The factors governing the electrocatalytic CO_2 redn. reaction (CO_2RR) by cobalt phthalocyanine (CoPc) modified edge-plane graphite electrodes have been studied by a no. of electrochem. techniques. Electrodes modified with CoPc immobilized in poly-4-vinylpridine (PVP) show dramatic enhanced activity and selectivity compared to electrodes modified with CoPc alone. CoPc-PVP films reduce CO_2 to CO with Faradaic efficiencies of 98% while displaying large TON and TOF. Two properties of PVP contribute to enhancing the activity of CoPc; (1) the ability of individual pyridine residues to coordinate to CoPc and (2) the high concn. of uncoordinated pyridine residues throughout the film.
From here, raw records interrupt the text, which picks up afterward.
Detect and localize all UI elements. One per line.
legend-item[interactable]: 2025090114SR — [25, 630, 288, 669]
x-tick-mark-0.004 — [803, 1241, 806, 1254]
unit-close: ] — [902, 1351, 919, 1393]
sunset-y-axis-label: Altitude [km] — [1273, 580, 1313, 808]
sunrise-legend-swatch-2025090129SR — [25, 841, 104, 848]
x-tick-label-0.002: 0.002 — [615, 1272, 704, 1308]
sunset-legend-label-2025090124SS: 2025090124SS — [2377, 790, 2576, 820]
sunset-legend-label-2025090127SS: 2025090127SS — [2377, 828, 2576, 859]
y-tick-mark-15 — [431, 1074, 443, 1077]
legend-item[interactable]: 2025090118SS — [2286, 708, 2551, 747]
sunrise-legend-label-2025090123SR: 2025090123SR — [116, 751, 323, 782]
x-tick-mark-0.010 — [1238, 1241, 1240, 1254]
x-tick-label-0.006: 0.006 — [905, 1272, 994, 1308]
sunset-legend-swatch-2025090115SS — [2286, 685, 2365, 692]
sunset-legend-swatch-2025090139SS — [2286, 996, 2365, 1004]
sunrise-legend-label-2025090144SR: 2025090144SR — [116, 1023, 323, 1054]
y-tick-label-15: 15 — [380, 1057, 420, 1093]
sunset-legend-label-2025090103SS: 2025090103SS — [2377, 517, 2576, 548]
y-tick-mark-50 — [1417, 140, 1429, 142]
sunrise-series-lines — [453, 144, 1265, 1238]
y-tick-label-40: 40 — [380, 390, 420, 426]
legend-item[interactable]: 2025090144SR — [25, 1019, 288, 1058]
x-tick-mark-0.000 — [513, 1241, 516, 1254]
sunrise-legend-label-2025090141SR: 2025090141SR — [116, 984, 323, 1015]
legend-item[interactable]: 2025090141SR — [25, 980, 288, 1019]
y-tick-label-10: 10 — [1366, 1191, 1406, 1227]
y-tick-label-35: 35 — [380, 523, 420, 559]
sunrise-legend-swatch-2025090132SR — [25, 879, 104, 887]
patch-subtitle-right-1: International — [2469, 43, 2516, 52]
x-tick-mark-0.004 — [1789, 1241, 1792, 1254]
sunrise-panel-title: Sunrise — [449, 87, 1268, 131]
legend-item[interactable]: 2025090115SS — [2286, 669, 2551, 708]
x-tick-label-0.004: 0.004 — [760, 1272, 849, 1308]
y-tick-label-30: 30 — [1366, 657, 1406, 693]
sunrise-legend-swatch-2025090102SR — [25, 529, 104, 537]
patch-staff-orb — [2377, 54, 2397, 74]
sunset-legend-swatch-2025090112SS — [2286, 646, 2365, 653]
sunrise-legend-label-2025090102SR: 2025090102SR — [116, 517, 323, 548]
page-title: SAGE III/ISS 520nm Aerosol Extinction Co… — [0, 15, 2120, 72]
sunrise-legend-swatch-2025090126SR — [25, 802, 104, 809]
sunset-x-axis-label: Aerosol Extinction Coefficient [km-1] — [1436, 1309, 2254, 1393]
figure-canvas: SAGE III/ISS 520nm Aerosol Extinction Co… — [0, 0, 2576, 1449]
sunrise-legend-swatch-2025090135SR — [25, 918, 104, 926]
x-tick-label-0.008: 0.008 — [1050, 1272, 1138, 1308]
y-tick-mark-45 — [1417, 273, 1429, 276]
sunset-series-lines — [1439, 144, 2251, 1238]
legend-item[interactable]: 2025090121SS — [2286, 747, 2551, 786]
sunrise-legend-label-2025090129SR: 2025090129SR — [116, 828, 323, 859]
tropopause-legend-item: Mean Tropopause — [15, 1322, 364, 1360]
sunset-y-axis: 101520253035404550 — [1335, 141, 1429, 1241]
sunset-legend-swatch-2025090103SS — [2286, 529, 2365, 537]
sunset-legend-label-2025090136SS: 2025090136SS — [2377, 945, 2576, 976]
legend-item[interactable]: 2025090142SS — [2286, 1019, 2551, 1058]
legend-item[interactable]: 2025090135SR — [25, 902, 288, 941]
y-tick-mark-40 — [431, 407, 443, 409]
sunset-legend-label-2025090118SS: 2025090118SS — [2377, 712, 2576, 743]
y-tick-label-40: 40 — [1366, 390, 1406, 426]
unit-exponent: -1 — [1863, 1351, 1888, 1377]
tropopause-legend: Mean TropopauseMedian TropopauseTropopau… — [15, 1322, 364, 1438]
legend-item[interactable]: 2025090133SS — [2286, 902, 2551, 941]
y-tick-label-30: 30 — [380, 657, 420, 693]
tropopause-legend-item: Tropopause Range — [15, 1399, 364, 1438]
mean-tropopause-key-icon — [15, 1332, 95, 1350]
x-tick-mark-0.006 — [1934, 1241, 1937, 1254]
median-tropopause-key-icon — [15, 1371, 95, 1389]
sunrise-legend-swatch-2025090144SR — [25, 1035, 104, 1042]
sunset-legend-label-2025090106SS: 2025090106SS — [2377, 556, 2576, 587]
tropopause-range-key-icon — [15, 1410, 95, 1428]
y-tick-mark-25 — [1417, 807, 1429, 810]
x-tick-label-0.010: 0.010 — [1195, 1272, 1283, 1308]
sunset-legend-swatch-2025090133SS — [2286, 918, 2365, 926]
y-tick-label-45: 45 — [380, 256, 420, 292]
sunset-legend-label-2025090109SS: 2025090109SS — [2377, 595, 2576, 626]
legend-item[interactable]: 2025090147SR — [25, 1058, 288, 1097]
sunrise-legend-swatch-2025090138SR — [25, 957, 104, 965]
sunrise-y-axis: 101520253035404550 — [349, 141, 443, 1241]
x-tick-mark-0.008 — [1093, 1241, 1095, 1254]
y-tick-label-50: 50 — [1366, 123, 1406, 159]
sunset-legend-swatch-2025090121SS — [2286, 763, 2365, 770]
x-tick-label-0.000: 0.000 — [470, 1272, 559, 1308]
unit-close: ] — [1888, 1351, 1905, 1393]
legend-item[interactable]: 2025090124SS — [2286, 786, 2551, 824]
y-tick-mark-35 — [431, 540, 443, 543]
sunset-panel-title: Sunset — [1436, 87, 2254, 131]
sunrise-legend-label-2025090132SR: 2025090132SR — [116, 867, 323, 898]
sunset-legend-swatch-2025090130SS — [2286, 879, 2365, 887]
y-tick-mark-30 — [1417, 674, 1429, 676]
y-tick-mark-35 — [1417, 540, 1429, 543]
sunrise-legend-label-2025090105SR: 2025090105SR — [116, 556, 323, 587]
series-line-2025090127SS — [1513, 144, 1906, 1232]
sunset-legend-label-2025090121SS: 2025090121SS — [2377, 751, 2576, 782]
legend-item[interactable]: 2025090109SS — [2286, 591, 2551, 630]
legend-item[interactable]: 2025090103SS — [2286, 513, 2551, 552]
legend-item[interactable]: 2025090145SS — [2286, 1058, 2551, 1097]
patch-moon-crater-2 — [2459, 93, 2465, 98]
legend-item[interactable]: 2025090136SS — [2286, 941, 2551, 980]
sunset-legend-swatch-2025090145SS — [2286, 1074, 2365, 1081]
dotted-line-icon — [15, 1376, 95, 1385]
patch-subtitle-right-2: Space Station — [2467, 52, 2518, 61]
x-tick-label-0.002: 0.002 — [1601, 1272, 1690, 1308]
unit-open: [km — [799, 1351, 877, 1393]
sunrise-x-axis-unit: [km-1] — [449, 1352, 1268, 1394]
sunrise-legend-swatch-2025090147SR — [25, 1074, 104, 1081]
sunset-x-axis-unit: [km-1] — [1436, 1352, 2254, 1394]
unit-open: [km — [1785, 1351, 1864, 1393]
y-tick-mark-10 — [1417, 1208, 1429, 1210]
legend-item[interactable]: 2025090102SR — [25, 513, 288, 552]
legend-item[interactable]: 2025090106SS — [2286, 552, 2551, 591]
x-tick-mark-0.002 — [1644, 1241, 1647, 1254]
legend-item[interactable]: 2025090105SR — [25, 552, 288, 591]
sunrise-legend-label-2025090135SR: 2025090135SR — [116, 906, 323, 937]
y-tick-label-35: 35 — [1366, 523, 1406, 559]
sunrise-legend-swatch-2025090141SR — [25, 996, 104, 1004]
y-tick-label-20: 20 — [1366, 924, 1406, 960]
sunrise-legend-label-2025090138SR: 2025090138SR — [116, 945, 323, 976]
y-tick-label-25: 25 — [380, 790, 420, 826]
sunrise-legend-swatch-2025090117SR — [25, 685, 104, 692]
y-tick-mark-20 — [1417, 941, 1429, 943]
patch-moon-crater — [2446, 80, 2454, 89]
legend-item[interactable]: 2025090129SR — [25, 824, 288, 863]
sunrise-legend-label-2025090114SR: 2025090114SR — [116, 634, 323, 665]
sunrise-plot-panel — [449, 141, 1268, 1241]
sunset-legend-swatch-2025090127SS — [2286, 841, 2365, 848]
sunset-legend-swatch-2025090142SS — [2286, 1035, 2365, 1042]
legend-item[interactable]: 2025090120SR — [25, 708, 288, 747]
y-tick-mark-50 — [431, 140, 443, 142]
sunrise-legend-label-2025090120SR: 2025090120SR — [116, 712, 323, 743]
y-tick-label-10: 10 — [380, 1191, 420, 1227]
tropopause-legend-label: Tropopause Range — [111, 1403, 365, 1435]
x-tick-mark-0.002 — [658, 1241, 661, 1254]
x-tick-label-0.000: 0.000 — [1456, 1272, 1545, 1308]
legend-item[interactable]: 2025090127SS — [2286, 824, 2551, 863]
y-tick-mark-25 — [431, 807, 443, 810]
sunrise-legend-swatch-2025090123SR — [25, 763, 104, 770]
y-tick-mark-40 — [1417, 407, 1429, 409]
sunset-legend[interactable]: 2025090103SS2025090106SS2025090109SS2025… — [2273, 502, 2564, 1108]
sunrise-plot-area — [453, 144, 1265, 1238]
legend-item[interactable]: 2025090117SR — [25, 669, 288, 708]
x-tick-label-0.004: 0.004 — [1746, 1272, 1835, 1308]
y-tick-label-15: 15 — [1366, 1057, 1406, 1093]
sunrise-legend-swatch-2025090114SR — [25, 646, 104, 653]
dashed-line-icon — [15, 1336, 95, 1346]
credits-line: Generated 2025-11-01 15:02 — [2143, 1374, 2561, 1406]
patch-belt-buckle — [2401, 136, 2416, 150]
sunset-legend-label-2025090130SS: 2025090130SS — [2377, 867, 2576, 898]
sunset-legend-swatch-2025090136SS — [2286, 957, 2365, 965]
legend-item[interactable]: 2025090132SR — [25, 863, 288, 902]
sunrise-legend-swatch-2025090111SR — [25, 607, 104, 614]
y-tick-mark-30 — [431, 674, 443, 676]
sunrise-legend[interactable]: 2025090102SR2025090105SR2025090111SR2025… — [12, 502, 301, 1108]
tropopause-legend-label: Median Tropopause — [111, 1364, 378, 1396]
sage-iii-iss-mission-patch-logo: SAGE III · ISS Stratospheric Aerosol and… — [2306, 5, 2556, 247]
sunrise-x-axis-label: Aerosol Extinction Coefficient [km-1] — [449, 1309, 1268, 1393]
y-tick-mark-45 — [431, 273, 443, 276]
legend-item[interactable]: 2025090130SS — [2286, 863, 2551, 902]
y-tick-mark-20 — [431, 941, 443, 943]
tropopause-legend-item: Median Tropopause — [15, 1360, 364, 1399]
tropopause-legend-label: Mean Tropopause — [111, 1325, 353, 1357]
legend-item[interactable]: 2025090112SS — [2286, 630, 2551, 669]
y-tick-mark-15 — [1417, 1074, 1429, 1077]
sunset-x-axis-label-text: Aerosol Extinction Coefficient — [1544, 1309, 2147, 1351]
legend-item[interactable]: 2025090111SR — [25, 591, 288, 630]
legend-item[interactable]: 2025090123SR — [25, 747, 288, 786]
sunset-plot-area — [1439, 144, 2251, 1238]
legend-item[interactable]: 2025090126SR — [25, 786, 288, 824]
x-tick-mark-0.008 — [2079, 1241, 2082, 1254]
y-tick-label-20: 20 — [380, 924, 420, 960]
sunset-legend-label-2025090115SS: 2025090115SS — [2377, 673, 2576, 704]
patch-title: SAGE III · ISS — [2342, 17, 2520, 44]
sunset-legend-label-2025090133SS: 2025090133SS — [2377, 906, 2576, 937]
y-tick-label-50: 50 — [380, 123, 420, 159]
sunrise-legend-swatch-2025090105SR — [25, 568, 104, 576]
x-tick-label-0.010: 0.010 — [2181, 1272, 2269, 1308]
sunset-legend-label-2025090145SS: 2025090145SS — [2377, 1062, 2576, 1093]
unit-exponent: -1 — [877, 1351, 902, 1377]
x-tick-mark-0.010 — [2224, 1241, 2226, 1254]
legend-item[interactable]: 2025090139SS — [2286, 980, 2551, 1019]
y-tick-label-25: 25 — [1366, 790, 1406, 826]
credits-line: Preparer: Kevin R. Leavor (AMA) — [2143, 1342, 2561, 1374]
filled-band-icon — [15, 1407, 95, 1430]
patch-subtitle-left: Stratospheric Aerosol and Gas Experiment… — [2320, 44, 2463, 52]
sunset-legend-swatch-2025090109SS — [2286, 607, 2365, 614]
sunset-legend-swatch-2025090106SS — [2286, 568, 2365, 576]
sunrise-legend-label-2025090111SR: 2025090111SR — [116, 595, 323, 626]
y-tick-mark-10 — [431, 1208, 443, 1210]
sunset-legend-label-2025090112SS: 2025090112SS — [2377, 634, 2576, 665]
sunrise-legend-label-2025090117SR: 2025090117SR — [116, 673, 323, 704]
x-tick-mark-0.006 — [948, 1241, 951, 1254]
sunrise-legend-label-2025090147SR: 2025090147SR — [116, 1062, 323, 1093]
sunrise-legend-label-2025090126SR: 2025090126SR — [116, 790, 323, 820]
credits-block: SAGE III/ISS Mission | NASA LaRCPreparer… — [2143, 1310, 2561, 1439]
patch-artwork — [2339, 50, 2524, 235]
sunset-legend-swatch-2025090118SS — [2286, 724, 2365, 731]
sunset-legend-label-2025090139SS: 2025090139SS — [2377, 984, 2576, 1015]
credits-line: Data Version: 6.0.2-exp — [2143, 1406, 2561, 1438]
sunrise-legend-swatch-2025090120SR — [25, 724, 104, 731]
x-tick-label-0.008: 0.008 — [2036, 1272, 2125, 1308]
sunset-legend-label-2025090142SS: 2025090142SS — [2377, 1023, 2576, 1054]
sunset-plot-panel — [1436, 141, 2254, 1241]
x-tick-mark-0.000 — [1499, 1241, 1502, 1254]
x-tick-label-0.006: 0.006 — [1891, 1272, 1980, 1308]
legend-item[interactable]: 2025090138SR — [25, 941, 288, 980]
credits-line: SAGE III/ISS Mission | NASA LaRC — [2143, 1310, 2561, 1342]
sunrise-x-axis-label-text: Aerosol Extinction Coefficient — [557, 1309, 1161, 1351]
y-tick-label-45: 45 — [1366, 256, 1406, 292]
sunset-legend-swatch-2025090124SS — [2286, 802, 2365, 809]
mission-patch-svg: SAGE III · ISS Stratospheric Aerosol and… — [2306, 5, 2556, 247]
Electrodes modified with polymer-free, five-coordinate CoPc(L) films (L = pyridine and 4-dimethylaminopyridine) and with CoPc catalysts immobilized in the noncoordinating poly-2-vinylpyridine were prepd. to independently investigate the role of each property plays in enhancing CO_2RR activity of CoPc-PVP. These studies showed that a synergistic relationship between axial coordination and the PVP chem. environment is responsible for the enhanced catalytic activity of CoPc when embedded in the polymer membrane. Kinetic anal. of the electrocatalytic activity of each catalyst obtained at rotating-disk electrodes will be presented, as will the results of controlled-potential electrolysis studies.